- Interactive map of Rasool Pur
- Coordinates: 29°34′46″N 70°32′12″E﻿ / ﻿29.57944°N 70.53667°E
- Country: Pakistan
- Province: Punjab
- District: Rajanpur
- Tehsil: Jampur
- Elevation: 107 m (351 ft)

Population (2017)
- • Total: 5,549
- Time zone: UTC+5 (PKT)

= Rasool Pur, Rajanpur =

Rasool Pur is a village located in Jampur Tehsil of Rajanpur district in the Punjab province of Pakistan. It is situated 59.5 km north from Rajanpur on Indus Highway.
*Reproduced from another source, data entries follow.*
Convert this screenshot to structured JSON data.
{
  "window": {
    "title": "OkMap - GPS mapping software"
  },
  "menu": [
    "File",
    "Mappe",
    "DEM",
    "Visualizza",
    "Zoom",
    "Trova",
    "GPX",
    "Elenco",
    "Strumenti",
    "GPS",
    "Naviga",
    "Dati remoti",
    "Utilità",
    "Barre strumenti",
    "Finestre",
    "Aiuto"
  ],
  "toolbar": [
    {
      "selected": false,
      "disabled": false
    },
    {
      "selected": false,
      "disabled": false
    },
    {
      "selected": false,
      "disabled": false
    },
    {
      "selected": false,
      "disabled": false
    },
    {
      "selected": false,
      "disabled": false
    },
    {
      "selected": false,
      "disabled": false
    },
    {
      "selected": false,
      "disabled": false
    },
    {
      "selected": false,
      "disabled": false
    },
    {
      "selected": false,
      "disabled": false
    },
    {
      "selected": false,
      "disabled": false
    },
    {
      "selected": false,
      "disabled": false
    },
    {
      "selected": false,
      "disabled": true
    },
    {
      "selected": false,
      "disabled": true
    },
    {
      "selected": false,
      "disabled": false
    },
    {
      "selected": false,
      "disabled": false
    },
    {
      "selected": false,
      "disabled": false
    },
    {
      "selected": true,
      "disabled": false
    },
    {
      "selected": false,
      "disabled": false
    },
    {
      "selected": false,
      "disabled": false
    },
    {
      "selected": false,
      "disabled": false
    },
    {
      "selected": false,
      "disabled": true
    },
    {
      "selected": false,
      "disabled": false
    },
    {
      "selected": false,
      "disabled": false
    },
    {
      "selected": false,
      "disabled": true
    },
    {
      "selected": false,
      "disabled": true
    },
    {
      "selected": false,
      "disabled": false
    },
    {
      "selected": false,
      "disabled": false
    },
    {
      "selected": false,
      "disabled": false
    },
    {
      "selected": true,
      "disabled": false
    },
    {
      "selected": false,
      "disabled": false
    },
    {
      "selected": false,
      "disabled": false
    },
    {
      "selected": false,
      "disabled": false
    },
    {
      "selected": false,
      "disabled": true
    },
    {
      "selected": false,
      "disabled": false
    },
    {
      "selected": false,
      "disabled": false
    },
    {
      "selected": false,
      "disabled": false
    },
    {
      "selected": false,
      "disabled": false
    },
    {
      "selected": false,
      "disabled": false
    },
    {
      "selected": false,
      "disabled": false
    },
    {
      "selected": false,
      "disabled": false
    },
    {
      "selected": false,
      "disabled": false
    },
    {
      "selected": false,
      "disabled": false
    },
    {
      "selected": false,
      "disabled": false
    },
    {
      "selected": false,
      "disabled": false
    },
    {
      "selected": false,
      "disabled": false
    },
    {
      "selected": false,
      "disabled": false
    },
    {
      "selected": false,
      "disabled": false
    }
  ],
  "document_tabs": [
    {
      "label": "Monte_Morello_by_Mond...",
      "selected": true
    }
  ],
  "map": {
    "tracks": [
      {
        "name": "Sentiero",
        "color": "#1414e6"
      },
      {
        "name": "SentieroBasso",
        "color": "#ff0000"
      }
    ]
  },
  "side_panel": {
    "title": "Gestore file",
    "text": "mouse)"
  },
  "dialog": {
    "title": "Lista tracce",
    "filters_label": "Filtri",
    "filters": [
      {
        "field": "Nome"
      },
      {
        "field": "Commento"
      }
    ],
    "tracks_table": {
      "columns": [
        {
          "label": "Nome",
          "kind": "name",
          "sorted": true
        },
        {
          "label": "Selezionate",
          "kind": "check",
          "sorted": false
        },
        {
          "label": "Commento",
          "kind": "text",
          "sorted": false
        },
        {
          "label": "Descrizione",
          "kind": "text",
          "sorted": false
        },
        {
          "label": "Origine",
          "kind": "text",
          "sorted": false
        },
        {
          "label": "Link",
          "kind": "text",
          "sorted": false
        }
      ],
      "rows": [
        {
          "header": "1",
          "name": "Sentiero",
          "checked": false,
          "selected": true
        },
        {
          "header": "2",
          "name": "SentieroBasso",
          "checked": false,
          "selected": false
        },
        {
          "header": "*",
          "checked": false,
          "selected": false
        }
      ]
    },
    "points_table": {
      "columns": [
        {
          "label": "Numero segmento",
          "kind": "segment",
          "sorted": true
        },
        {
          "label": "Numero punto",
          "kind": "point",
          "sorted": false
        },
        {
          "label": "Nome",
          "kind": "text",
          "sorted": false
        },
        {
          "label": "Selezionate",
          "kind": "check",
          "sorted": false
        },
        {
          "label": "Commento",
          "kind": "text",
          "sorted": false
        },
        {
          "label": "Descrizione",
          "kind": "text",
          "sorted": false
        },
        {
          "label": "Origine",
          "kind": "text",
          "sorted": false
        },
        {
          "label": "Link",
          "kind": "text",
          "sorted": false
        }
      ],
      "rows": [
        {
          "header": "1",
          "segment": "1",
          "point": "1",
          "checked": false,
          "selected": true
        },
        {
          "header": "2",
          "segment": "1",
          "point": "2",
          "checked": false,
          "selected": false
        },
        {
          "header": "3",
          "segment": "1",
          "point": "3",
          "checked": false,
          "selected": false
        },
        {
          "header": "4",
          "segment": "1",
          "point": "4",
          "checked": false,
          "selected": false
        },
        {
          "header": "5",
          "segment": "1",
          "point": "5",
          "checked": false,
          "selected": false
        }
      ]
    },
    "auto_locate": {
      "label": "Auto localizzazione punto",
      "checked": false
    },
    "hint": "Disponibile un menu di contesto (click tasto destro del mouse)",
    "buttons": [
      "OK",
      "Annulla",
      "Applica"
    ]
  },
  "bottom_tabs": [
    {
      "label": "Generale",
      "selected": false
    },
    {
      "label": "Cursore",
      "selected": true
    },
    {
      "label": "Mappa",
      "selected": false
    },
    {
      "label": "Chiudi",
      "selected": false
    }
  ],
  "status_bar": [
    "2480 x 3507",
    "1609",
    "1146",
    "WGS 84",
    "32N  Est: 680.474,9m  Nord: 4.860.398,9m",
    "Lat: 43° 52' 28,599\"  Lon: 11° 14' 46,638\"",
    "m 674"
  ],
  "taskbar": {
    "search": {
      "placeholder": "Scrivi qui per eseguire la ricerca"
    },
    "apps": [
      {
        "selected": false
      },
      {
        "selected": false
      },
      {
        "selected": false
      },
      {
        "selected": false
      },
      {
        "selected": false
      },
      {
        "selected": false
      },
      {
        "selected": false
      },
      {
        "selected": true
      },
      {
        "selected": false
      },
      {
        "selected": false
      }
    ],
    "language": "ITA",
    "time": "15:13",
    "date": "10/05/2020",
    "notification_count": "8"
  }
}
Rasool Pur is considered a model village, as the whole village is a no-smoking zone, and has been reported to have a 100 percent literacy rate and zero crime rate in last 100 years. The village has its own Rasool Pur Development Society, responsible for collection of donations for people who cannot afford education. The society also makes sure that no one drops out of school.

However, census data from the 2017 Pakistan Census has shown that the actual literacy rate of Rasool Pur is 69.92% (76.94% among men, 62.79% among women). While this is far higher than the district average of 33.75%, it isn't unanimous.

== History ==
People of the village belong to Ahmedani tribe of Baloch people who settled at this location in 1933-34 after being displaced five times due to floods at other locations since early nineteenth century. People of village built their first primary schools for boys and girls in 1935 for which funding was exclusively provided by the inhabitants of the village themselves.